The raised enclosed deck was removed and replaced with an open flying deck and all new timber was treated with coats of epoxy and anti-termite paint on installation.
An air-conditioned cabin with one double and two single berths was designed and built in the bow section along with a new toilet and shower. Engines, generator and aircon units were removed along with all old wiring and replaced with two new engines doubling the horse power of the originals and an ultra quiet generator.
Air conditioning was installed and the yacht was completely rewired.
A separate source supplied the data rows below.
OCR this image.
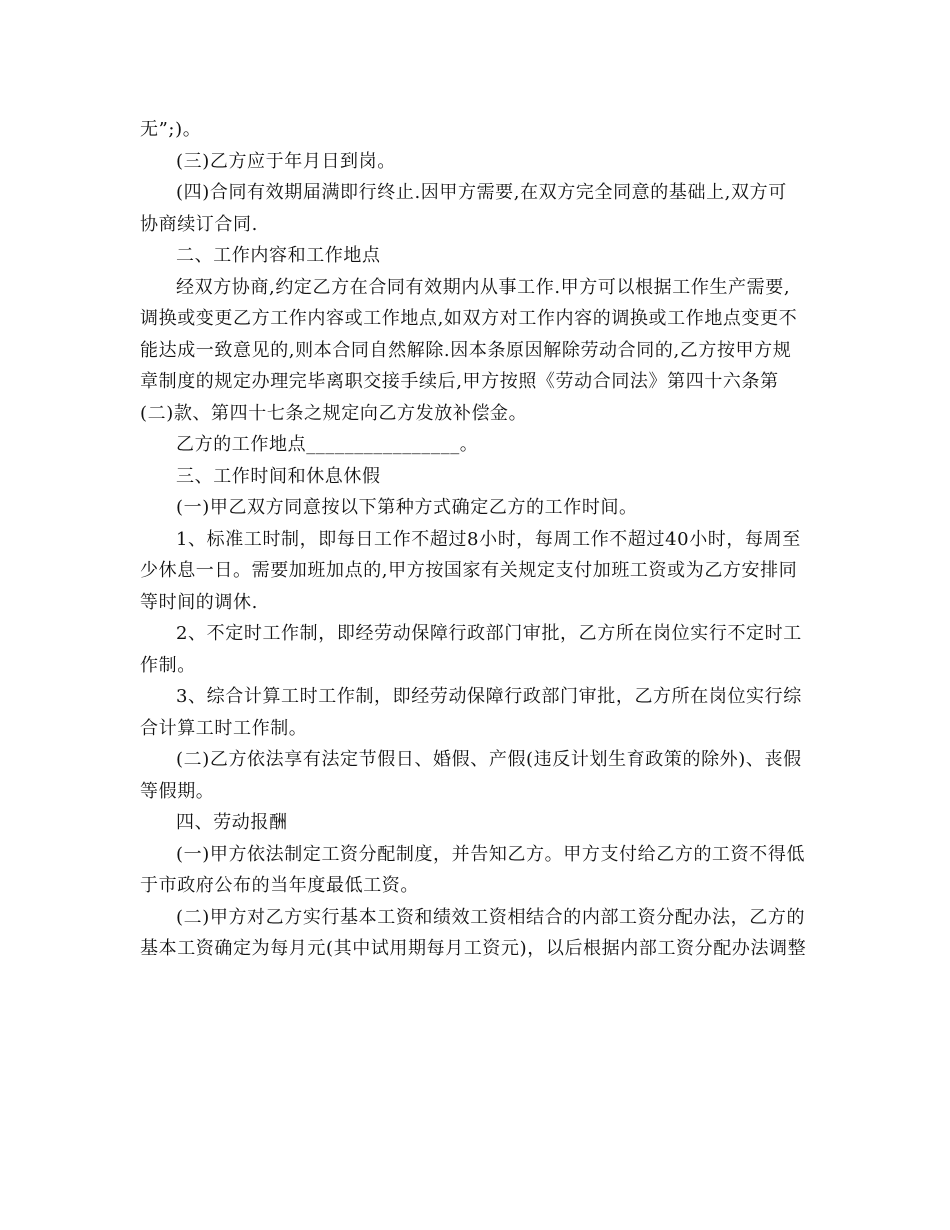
无”;)。

(三)乙方应于年月日到岗。

(四)合同有效期届满即行终止.因甲方需要,在双方完全同意的基础上,双方可

协商续订合同.

二、工作内容和工作地点

经双方协商,约定乙方在合同有效期内从事工作.甲方可以根据工作生产需要,

调换或变更乙方工作内容或工作地点,如双方对工作内容的调换或工作地点变更不

能达成一致意见的,则本合同自然解除.因本条原因解除劳动合同的,乙方按甲方规

章制度的规定办理完毕离职交接手续后,甲方按照《劳动合同法》第四十六条第

(二)款、第四十七条之规定向乙方发放补偿金。

乙方的工作地点________________。

三、工作时间和休息休假

(一)甲乙双方同意按以下第种方式确定乙方的工作时间。

1、标准工时制，即每日工作不超过8小时，每周工作不超过40小时，每周至

少休息一日。需要加班加点的,甲方按国家有关规定支付加班工资或为乙方安排同

等时间的调休.

2、不定时工作制，即经劳动保障行政部门审批，乙方所在岗位实行不定时工

作制。

3、综合计算工时工作制，即经劳动保障行政部门审批，乙方所在岗位实行综

合计算工时工作制。

(二)乙方依法享有法定节假日、婚假、产假(违反计划生育政策的除外)、丧假

等假期。

四、劳动报酬

(一)甲方依法制定工资分配制度，并告知乙方。甲方支付给乙方的工资不得低

于市政府公布的当年度最低工资。

(二)甲方对乙方实行基本工资和绩效工资相结合的内部工资分配办法，乙方的

基本工资确定为每月元(其中试用期每月工资元)，以后根据内部工资分配办法调整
The old ‘rod’ steering system was replaced with state-of-the-art hydraulics. A lightweight foam awning/roof was designed and installed over the (now large) open aft deck to carry the yacht’s tender and a smaller awning was installed above the Fly deck with two solar panels mounted on top. A mast with a crane boom was installed as the mechanism for
lifting the tender.
The resulting Marie G exceeded all expectations in terms of appearance, comfort and usability. With some fine tuning, she will also exceed initial performance estimates. Finally she has – with no surprises here – vastly exceeded the early budget assumptions but, as she is now a true ‘Gentleman’s Yacht’ of the 1920s and 30s style, there is no doubt in her ability to repay the investment as a unique addition to the charter yacht fleet here in Phuket.
From the bow heading aft, her new configuration is now as follows: The fore deck has a large open area to be utilized by the sun seekers and the coach roof has a full size mattress for lounging.
The wheelhouse and engine room stand aft of the fore deck with a covered flying deck above the engine room with seating for up to 4 people.
The fully-covered aft deck has been configured for relaxing, dining and partying with sofa seating for 12 people. It also contains the galley and a toilet for the guests.
The following individuals and organizations took a keen interest in the project and should not go without mention:
Terry Holtham from the WSS Small Craft Group; Phil Simons and Richard Hellyer from the British Military Powerboat Trust; Mark Horwood from Latitude 8 Asia; ATL Composites; Peter Wanner; Thawatchai Engineering; Jeroen Deknatel of Waterline Marine Surveyors and the multitude of artisans who worked on the yacht in, often, testing conditions.
And finally but most significantly, Captain Bao assisted by Arkom and Sut who worked tirelessly for over a year controlling the whole process whilst, incidentally, running Marie G’s older sister – the 100 Year Old Schooner Seraph.